Publié le 19 janvier 2011 par Philippe Laurent

Groupe-prix.jpgPrix Chéreau-Lavet, prix de l'ingénieur-inventeur

En présence de personnalités du monde scientifique, dont Claudie Haigneré, et du mathématicien Cédric Villani, médaille Fields 2010, qui remettait le prix Chéreau-Lavet,  4 "ingénieurs-inventeurs français reconnus en 2010", dont Philippe LAURENT, viennent d'être brillamment fêtés, le 17 janvier, en l'Hôtel des ingénieurs Arts et Métiers, à Paris.

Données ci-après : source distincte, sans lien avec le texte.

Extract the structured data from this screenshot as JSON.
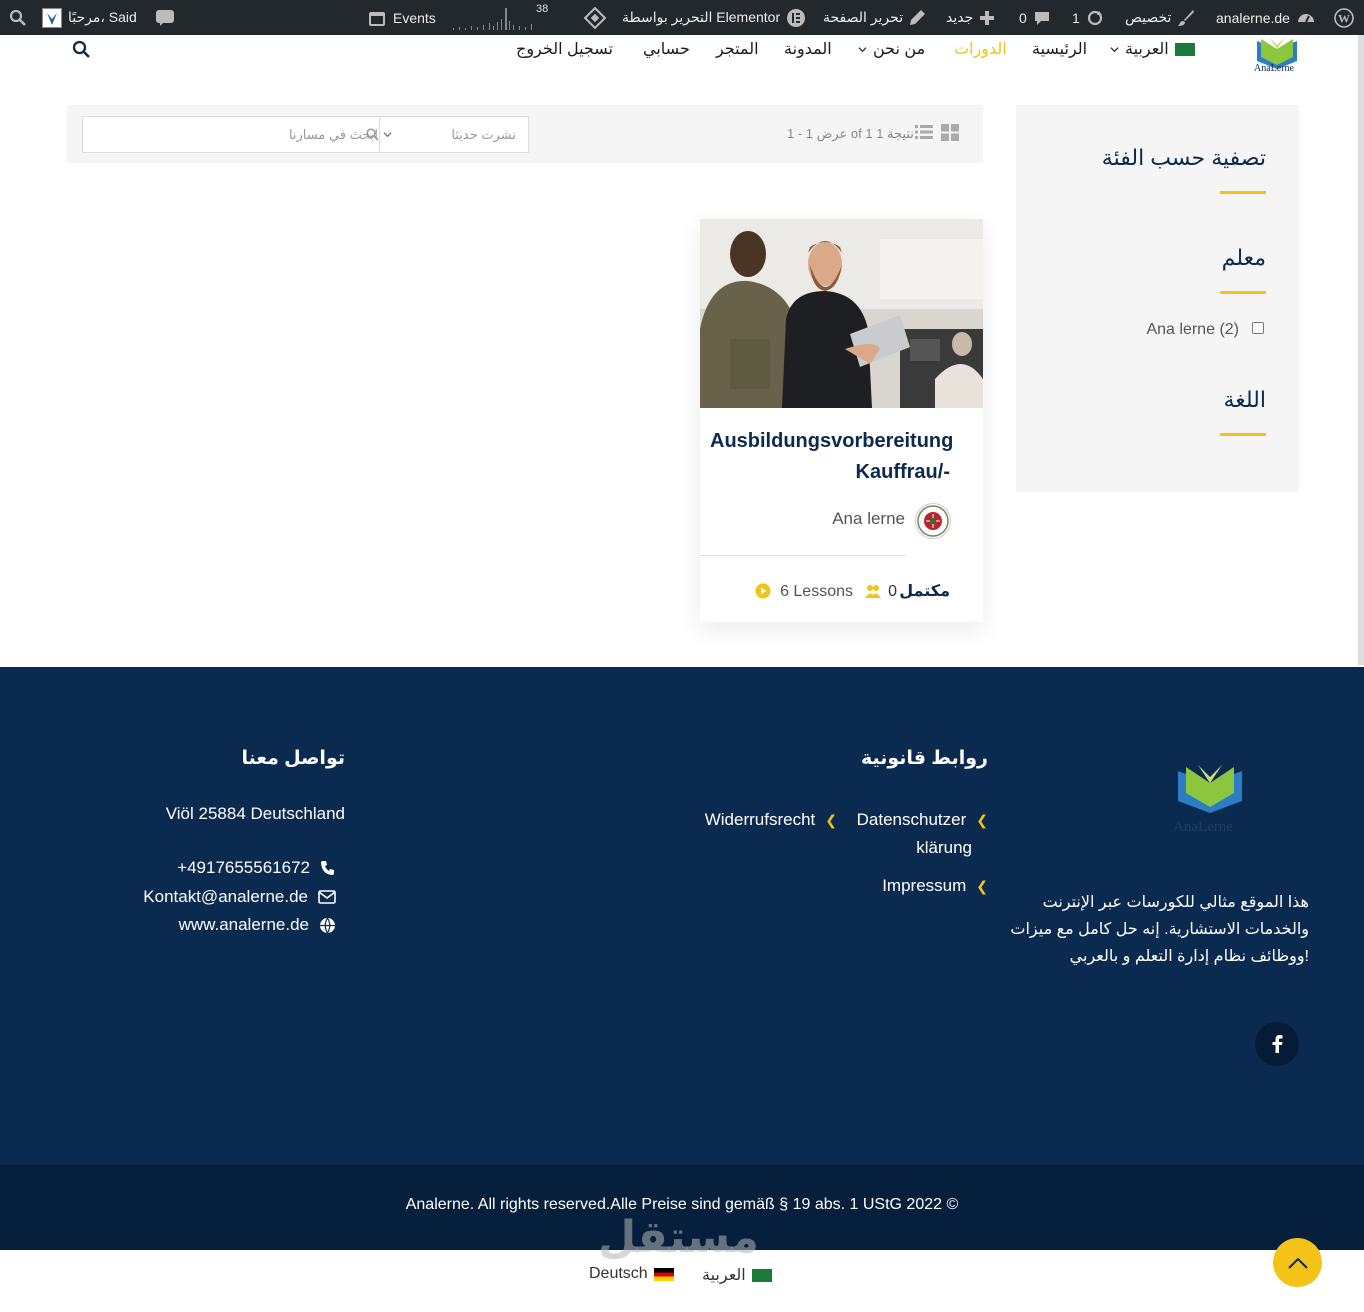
{
  "adminbar": {
    "site_name": "analerne.de",
    "customize": "تخصيص",
    "updates_count": "1",
    "comments_count": "0",
    "new_label": "جديد",
    "edit_page": "تحرير الصفحة",
    "elementor": "التحرير بواسطة Elementor",
    "events": "Events",
    "stats_count": "38",
    "greeting": "مرحبًا، Said"
  },
  "nav": {
    "language": "العربية",
    "home": "الرئيسية",
    "courses": "الدورات",
    "about": "من نحن",
    "blog": "المدونة",
    "shop": "المتجر",
    "account": "حسابي",
    "logout": "تسجيل الخروج",
    "logo_text": "AnaLerne"
  },
  "filter": {
    "result_text": "عرض 1 - 1 of 1 1 نتيجة",
    "sort_value": "نشرت حديثا",
    "search_placeholder": "ابحث في مسارنا"
  },
  "sidebar": {
    "title": "تصفية حسب الفئة",
    "instructor_heading": "معلم",
    "instructor_option": "Ana lerne",
    "instructor_count": "(2)",
    "language_heading": "اللغة"
  },
  "course": {
    "title": "Ausbildungsvorbereitung Kauffrau/-",
    "author": "Ana lerne",
    "completed_label": "مكتمل",
    "students": "0",
    "lessons": "6 Lessons"
  },
  "footer": {
    "logo_text": "AnaLerne",
    "about": "هذا الموقع مثالي للكورسات عبر الإنترنت والخدمات الاستشارية. إنه حل كامل مع ميزات ووظائف نظام إدارة التعلم و بالعربي!",
    "legal_heading": "روابط قانونية",
    "link_privacy_1": "Datenschutzer",
    "link_privacy_2": "klärung",
    "link_withdrawal": "Widerrufsrecht",
    "link_impressum": "Impressum",
    "contact_heading": "تواصل معنا",
    "address": "Viöl 25884 Deutschland",
    "phone": "+4917655561672",
    "email": "Kontakt@analerne.de",
    "website": "www.analerne.de",
    "copyright": "Analerne. All rights reserved.Alle Preise sind gemäß § 19 abs. 1 UStG 2022 ©"
  },
  "language_switcher": {
    "arabic": "العربية",
    "german": "Deutsch"
  },
  "watermark": "مستقل",
  "colors": {
    "accent": "#f3c318",
    "navy": "#0a2a4f",
    "adminbar": "#23282d"
  }
}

Le prix 2010 ayant été attribué à Jean-Pierre Cariou (pour l'application de la technologie LIDAR (Light Detection And Ranging) aux mesures anémométriques (impulsionnel à laser fibre), d'abord en météorologie et en climatologie, puis sur de nouveaux marchés porteurs - énergie éolienne, environnement aéroportuaires- aux enjeux commerciaux considérables.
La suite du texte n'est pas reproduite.